Я смотрю на его тонкие пальцы, и хочется прикоснуться к ним, хочется, чтобы они погладили меня по щеке, пробежали по затылку. Я хочу, чтобы он остался. Остался не потому, что надо заполнить образовавшуюся пустоту…

— Закрывай глаза, — тихонько шепчет он, и его дыхание касается моей шеи.

Я послушно закрываю глаза и, замерев, жду. Он приподнимается с пола, где все время сидел.

— Не уходи.

— Я не уйду. Спи.

У него зачаровывающий голос. Мне становится неловко, хочется окончательно оглохнуть, чтобы не слышать его мягкий, вкрадчивый тембр. Кажется, я снова маленькая девочка и мне приснился сказочный принц с золотыми волосами.

— Ты мне снишься, — бормочу я, вдруг охрипнув, не открывая глаз, и обхватываю его шею руками, чувствуя мягкость золотых волос и приятное тепло кожи.

От него исходит тонкий, едва уловимый, аромат одеколона и еще чего-то незнакомого, волнующего. Он гладит меня по голове и баюкает, как младенца. Открыв глаза, я вижу его удивленный взгляд, мне кажется, он даже испуган. Больше всего на свете мне нужен сейчас этот рыжеволосый человек с синими глазами, который видит меня насквозь и, похоже, способен чувствовать и понимать меня. Мы так близко друг к другу. Он прячет свое лицо у меня на шее, и горячая волна захлестывает все на свете.

Я уже не думаю о неком П., который может быть сейчас с другой женщиной. Я не вспоминаю о том, что мужчина с золотыми волосами, чьи губы чувствую на своей шее, сегодня утром еще не существовал в моей жизни. Я знаю его целую вечность. Déjà vu?[6] Кто объяснит чувство тревоги, когда попадаешь впервые в незнакомое место и точно знаешь, что ждет тебя за поворотом или дверью? Как сказать ему, что когда-то давно эти руки уже обнимали, а это тело уже любило тебя? Где ты так долго был? Почему столько долгих лет я провела без тебя? Не сон ли ты? Не исчезнешь ли ты так же внезапно, как и появился?
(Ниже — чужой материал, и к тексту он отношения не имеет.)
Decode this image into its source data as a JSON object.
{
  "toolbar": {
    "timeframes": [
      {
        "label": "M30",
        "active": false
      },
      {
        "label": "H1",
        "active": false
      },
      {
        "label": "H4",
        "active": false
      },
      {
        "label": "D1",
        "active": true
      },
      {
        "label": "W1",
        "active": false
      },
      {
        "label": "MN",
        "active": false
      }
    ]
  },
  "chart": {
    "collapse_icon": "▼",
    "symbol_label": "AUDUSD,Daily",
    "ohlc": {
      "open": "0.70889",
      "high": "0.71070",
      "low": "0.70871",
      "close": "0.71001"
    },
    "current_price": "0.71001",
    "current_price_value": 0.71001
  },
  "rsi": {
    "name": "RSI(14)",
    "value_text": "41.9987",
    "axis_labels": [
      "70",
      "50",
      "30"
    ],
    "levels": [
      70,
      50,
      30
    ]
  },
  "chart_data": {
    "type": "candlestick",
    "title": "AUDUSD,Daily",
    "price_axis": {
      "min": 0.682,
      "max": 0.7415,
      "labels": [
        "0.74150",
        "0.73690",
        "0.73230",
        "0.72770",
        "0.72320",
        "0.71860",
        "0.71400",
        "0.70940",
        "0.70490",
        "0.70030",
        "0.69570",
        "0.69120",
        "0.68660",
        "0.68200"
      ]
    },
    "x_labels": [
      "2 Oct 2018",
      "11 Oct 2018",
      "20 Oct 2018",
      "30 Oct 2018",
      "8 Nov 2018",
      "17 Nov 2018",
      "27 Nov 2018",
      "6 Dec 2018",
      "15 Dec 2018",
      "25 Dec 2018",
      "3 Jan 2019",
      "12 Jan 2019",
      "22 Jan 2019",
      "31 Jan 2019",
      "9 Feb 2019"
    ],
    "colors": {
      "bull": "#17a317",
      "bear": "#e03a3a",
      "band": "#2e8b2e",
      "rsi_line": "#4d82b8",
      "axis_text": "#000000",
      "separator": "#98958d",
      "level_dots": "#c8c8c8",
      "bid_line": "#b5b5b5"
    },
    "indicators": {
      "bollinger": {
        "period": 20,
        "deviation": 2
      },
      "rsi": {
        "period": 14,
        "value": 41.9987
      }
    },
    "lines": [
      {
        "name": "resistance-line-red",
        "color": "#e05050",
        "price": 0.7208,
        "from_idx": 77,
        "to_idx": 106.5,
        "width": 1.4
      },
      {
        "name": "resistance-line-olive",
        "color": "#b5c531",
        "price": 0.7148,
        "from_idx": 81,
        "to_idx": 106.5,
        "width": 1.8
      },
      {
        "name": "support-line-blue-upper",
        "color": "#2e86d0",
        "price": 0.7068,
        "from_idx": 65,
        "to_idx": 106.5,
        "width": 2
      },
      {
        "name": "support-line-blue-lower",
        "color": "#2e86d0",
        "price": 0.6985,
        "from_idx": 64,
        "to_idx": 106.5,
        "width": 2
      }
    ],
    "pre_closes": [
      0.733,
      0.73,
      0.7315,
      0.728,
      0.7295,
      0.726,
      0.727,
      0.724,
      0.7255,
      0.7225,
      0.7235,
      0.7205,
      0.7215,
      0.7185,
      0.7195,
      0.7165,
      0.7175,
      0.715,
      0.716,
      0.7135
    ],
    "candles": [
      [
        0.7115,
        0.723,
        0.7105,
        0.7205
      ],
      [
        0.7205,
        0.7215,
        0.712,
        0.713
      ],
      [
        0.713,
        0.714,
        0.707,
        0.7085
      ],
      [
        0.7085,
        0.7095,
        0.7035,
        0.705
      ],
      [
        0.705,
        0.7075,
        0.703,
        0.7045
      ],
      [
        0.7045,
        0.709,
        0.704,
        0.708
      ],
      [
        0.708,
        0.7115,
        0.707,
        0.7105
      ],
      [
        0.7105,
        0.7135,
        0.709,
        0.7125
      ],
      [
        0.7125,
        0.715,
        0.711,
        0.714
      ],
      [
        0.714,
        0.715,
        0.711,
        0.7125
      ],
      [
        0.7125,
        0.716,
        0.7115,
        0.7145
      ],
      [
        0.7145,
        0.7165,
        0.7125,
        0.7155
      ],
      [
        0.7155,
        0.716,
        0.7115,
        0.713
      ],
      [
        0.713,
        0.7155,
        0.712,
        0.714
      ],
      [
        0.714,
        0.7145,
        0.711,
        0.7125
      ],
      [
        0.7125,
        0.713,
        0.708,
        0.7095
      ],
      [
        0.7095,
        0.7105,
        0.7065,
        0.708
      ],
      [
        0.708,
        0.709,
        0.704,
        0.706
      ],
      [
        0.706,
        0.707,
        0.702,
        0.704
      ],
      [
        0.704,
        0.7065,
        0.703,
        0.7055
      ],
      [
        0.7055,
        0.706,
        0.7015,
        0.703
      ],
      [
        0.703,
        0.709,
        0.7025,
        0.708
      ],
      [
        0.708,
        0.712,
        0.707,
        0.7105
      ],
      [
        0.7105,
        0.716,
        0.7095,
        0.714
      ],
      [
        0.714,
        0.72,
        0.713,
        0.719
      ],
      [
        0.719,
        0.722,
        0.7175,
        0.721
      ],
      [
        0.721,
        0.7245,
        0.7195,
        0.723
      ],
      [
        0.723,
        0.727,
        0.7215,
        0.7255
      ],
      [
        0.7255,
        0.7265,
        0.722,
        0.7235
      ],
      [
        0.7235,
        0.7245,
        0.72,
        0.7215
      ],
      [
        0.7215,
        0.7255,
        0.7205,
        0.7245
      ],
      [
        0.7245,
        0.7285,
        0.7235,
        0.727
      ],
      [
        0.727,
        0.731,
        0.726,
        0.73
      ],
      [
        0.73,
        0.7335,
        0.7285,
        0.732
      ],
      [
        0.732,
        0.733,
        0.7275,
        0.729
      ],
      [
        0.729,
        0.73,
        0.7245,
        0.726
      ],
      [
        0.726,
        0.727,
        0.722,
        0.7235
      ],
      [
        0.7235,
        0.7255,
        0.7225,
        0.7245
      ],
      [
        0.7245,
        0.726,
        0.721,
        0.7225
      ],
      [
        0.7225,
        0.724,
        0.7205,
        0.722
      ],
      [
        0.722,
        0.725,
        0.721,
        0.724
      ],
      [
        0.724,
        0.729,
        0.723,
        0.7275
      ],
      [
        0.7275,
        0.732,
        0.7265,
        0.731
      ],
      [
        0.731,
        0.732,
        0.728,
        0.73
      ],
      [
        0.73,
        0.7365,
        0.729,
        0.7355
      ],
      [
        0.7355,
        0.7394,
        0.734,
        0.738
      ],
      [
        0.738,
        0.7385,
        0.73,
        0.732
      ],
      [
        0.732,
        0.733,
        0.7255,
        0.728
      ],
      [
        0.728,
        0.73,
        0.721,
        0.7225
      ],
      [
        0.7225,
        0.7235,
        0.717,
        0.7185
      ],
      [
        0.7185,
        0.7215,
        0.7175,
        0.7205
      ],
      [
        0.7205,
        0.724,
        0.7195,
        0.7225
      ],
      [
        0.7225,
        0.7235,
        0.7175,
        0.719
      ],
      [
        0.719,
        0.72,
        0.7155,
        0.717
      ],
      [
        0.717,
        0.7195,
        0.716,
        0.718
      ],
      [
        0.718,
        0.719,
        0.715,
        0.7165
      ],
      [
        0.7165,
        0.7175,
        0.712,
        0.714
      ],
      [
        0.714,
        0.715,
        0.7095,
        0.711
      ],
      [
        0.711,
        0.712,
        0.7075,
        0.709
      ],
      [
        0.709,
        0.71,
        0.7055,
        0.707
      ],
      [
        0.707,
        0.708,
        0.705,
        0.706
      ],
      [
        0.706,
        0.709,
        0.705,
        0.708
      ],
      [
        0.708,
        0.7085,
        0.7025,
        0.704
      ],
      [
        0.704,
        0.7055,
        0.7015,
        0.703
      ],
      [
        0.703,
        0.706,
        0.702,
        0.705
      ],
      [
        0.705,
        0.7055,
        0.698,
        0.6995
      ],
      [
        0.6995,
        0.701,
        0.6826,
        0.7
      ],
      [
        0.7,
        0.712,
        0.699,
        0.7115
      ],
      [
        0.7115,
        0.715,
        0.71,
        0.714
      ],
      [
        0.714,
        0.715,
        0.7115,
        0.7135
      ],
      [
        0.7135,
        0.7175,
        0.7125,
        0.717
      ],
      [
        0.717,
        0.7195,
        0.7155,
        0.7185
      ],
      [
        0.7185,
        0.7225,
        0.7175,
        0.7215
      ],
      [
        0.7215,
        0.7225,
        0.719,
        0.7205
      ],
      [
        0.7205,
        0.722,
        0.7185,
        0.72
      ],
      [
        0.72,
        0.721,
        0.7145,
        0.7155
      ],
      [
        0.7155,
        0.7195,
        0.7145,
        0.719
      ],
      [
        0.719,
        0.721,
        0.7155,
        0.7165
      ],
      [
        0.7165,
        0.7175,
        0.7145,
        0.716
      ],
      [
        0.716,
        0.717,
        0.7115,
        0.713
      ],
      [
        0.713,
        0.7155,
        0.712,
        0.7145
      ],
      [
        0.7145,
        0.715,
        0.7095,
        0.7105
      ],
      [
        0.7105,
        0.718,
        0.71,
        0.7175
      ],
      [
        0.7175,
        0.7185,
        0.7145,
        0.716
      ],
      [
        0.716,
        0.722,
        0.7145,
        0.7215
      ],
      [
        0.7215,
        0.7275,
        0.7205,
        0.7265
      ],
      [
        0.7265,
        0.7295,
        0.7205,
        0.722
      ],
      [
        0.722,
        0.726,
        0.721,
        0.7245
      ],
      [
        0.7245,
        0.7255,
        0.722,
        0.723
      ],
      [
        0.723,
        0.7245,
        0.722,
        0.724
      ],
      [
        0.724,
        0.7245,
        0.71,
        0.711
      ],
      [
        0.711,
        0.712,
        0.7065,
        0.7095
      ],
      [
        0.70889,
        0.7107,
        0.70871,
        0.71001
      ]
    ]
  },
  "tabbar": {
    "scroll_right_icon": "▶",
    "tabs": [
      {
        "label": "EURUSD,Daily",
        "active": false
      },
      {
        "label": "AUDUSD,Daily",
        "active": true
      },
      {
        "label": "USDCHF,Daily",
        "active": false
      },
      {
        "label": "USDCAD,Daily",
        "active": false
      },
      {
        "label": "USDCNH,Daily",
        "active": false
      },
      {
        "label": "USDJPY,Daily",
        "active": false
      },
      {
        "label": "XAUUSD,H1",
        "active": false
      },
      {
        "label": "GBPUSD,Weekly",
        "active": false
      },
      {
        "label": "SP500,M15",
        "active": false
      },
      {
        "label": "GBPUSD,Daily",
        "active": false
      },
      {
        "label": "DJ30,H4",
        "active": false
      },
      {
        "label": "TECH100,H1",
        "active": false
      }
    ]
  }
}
Он что-то шепчет, осыпая мою кожу горячими поцелуями, но я не слышу, меня окутала плотная тишина. Я способна только чувствовать каждую родинку, каждый изгиб, складочку его тела, от которой все дрожит и стонет во мне. Кажется, это сон и я боюсь проснуться, боюсь, что долгие поцелуи, от которых заходится дыхание и останавливается сердце, — плод моего возбужденного ума. Я схожу с ума от тоски по незнакомому мужчине, с которым так давно пыталась стать одним целым, или безумствую от страсти к единственному и желанному, которого мысленно называю Великой Любовью.

У моих студентов заспанный вид. Они медленно занимают места, рассаживаясь преимущественно на галерке. Еще бы! После часовой паузы, проведенной в буфете или в сквере на скамейке перед центральным входом, надо напрягаться. Иностранные языки будущим Пироговым и Боткиным не даются. На улице мягкая теплая осень, а в аудитории до тошноты пахнет краской. Честно признаться, у меня тоже нет желания торчать здесь. Работа.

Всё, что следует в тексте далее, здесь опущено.